Html parser

Does anyone know of a good, easy to use html parser. I’m just looking for something to remove unidentified and unwanted HTML tags to produce a cleaner HTML so that this can be used to be converted into xml.

I am using java code for this conversion tool. And right now i am using tidy.exe for this conversion. But tidy produces output only for cleaned HTML(as input). so i want to remove undesired tags in html to produce cleaned HTML.

Any suggestions would be greatly appreciated!

Thanks,
praveen

I’m just taking 5 min stab at this so this might not be the best solution.

  1. Create XSD w/ the structure that you want to capture from HTML. Most likely, it will look similar to http://www.w3.org/2002/08/xhtml/xhtml1-strict.xsd but you will omitt the unwanted HTML tags here.

  2. Use JAXB to generate the Java classes from the xsd.

  3. Convert your HTML into XML. Just add closing tags to img, input, and etc… for those special tags that doesn’t have closing tag.

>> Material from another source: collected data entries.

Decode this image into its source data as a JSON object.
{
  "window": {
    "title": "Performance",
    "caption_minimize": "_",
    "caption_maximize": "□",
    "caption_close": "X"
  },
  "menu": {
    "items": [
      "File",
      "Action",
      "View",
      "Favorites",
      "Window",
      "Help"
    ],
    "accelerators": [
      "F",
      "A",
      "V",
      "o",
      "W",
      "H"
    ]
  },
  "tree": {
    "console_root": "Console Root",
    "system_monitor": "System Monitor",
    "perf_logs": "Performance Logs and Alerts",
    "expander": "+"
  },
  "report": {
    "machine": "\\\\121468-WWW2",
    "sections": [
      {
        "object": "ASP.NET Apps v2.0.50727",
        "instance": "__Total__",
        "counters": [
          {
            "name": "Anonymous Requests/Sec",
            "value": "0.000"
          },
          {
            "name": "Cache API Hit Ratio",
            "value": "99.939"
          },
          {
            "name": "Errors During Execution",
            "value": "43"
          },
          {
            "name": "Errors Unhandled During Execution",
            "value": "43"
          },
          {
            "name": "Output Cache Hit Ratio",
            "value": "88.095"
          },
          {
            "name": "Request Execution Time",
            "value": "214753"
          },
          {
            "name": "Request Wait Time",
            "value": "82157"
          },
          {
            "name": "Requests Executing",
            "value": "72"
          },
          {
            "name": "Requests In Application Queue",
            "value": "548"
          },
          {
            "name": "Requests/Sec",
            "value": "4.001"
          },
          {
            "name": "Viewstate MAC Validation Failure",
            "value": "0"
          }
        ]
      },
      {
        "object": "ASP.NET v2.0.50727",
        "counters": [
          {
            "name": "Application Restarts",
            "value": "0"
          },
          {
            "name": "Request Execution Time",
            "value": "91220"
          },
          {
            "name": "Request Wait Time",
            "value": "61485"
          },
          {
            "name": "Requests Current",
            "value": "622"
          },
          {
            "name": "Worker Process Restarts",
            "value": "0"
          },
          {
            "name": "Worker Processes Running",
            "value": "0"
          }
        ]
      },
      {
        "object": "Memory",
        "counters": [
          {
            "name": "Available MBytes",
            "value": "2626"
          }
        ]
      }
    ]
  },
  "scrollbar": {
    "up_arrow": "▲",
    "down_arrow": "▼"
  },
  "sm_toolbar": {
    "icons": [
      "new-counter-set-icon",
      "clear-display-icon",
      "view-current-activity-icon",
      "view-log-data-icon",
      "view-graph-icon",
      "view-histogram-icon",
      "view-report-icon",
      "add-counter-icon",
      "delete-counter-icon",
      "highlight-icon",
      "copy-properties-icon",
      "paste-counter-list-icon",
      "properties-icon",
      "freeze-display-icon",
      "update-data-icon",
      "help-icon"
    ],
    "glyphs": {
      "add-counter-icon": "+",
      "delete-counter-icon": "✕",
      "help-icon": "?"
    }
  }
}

  4. Load up the XML into JAXB. Only the tags you specified in the xsd will be captured into Java Bean.

  5. Done!

I am not much into java, so i did not get what you are trying to say.

In simple words:
I need to convert html files to xml. tidy does the parsing, provided if it is cleaned up html. but my html files are sometimes not cleaned. I need a way to clean up the html before sending it to tidy.